FALMOUTH, MA - APRIL 8: Instacart shopper Loralyn Geggatt makes a delivery to a customer's home during the COVID-19 pandemic in Falmouth, MA on April 7, 2020. Some Amazon, Instacart and other workers protested for better wages, hazard pay and sick time. (Photo by David L. Ryan/The Boston Globe via Getty Images)
Grocery delivery app Instacart uses artificial intelligence pricing tools that have caused many U.S. shoppers to pay higher or lower prices for identical products from the same store, according to a new study.

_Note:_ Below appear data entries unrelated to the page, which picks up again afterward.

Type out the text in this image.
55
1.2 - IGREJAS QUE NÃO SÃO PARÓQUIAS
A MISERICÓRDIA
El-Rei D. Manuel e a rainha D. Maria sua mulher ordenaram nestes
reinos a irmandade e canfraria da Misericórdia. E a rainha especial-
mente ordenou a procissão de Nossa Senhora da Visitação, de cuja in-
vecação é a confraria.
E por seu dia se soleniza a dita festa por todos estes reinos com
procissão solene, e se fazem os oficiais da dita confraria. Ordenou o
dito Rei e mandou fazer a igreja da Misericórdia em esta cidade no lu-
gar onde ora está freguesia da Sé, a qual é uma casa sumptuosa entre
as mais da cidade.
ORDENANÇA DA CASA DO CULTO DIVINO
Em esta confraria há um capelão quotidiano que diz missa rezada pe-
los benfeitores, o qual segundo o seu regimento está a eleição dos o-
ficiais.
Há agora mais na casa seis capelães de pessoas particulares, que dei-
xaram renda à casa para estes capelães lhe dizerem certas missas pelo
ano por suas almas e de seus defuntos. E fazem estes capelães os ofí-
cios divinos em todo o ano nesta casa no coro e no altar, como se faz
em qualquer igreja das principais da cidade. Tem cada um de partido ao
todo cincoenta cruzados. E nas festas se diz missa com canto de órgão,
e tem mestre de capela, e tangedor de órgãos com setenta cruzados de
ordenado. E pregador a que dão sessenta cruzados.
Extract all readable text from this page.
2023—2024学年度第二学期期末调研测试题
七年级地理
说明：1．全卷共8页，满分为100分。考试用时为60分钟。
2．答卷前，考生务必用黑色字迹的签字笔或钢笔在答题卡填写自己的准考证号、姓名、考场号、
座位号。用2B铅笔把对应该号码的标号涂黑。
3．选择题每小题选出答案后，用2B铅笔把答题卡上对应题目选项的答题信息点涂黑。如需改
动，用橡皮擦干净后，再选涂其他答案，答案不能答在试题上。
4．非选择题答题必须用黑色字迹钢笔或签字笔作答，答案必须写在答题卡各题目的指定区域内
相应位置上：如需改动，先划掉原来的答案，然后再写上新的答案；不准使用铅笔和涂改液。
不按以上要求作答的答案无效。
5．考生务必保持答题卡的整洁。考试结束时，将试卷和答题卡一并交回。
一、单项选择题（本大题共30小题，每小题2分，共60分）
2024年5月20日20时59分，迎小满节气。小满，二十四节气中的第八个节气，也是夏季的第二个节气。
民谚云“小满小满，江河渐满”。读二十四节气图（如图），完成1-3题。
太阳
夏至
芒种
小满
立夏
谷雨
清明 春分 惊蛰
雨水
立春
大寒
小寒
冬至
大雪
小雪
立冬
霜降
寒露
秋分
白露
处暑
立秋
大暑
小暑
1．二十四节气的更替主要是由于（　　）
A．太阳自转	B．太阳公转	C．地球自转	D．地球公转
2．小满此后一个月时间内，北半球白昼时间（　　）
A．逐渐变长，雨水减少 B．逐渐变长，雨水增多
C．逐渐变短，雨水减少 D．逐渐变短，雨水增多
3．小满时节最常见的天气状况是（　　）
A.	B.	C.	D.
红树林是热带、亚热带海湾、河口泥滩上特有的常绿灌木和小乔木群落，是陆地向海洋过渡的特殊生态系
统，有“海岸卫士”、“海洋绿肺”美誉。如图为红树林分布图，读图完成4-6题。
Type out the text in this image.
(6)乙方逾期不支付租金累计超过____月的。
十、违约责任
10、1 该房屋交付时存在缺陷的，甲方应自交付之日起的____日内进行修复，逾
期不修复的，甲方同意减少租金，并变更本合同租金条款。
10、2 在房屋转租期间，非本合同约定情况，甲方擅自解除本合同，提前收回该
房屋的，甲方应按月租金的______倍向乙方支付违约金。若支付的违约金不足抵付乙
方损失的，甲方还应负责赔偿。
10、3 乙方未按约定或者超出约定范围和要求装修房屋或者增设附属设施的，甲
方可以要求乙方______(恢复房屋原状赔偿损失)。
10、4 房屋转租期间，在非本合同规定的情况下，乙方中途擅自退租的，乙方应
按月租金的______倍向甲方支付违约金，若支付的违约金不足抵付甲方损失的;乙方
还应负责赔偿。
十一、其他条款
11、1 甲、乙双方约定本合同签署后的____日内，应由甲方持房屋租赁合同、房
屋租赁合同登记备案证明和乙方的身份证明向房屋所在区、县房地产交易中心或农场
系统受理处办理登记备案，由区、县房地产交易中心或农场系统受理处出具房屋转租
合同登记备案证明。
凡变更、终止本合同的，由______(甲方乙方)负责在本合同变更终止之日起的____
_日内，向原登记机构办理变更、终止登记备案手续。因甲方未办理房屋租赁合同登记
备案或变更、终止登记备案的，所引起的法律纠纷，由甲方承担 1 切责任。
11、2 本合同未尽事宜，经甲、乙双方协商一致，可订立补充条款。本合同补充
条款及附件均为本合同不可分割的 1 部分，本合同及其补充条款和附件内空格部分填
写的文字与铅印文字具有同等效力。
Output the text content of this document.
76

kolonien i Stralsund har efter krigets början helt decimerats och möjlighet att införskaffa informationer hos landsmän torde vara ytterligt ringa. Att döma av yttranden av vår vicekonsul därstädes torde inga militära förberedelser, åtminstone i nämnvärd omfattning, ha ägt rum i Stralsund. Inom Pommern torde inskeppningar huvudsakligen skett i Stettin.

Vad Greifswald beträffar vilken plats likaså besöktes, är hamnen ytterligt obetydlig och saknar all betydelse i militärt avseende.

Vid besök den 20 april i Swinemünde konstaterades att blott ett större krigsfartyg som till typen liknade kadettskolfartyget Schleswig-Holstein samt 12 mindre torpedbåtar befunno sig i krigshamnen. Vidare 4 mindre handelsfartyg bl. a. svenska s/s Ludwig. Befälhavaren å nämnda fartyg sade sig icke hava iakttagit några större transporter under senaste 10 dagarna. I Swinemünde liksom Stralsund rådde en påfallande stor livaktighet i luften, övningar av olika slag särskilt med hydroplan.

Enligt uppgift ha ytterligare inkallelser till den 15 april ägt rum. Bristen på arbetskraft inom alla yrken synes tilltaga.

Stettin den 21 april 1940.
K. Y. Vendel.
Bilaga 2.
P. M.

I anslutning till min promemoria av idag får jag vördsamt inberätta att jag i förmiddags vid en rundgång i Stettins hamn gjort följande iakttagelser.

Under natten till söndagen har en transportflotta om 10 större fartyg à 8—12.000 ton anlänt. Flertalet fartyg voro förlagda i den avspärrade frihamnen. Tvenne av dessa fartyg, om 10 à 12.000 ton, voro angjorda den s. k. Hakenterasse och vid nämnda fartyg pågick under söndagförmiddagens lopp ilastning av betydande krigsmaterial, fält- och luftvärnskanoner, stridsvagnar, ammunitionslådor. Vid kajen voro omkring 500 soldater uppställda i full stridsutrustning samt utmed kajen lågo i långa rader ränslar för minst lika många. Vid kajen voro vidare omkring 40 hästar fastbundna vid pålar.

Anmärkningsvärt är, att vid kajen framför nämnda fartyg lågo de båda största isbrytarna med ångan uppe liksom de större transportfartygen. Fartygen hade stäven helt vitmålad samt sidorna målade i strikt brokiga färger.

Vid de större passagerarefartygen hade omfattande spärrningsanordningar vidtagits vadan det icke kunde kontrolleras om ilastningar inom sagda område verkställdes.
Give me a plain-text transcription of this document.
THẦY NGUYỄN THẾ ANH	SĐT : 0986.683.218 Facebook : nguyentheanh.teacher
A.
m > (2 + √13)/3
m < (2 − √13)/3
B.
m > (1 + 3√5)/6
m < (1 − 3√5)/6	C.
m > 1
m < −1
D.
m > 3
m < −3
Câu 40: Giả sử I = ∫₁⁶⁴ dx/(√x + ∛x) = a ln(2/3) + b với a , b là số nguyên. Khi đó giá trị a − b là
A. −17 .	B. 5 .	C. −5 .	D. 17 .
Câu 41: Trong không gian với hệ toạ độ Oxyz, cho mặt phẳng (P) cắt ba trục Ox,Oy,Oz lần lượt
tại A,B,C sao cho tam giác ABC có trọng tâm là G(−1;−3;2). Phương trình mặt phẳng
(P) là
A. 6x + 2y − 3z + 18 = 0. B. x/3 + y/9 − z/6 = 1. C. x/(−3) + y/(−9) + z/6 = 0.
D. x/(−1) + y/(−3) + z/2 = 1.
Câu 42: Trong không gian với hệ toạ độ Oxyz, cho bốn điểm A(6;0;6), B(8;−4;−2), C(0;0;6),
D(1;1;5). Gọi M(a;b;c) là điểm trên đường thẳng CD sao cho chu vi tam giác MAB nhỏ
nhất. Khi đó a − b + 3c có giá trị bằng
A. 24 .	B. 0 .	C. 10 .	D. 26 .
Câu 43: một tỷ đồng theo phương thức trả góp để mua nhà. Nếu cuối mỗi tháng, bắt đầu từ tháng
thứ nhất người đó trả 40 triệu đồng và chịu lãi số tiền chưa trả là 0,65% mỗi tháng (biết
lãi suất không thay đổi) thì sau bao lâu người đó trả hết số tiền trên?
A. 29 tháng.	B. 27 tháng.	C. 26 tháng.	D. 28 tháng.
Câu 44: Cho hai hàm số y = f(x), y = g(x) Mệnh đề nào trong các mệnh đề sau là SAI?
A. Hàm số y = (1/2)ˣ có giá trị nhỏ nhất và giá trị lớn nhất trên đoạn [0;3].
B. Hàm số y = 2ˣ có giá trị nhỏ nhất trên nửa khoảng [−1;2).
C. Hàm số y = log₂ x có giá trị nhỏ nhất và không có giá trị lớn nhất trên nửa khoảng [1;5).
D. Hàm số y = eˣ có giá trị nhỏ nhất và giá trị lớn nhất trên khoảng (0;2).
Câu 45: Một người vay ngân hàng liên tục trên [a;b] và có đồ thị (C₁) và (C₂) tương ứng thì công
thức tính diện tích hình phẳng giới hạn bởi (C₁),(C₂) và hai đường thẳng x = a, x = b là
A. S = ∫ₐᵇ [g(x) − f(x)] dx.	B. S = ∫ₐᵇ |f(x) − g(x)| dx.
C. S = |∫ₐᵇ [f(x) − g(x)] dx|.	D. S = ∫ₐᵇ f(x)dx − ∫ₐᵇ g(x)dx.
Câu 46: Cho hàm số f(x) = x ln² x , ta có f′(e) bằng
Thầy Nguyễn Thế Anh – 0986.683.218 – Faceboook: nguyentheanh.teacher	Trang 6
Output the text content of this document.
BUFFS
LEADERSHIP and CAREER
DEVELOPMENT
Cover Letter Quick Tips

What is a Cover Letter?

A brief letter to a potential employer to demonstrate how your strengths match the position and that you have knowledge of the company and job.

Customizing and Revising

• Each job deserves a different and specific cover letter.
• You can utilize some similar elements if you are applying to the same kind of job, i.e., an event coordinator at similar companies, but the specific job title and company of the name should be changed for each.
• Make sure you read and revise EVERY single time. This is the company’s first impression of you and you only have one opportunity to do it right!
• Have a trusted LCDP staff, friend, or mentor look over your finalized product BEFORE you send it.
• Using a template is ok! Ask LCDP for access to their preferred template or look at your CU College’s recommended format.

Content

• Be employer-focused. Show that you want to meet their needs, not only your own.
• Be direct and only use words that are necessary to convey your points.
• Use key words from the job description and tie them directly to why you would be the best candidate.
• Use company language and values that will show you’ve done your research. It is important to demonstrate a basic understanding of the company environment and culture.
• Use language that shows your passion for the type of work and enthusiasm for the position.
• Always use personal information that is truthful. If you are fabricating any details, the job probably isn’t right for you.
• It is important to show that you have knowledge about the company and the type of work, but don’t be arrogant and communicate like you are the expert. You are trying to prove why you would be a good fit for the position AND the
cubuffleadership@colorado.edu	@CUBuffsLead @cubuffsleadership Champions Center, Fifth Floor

The study, released Tuesday by Groundwork Collaborative, a progressive advocacy group, Consumer Reports and news organization More Perfect Union, enlisted 437 shoppers across four cities to add the same items to their carts within the Instacart app from the same store.
The researchers ran the experiment at a number of popular grocery retailers that partner with Instacart, including Target , Costco , Albertsons , Kroger and Safeway.
Almost 75% of the items tested were offered at different prices to shoppers, the organizations found. In one case, users observed that a carton of a dozen Lucerne eggs was listed at five different price points at a Safeway in Washington, D.C.
The total cost for the same basket of goods at a single store varied by about 7%, which could amount to a "cost swing of about $1,200 per year," Groundwork said.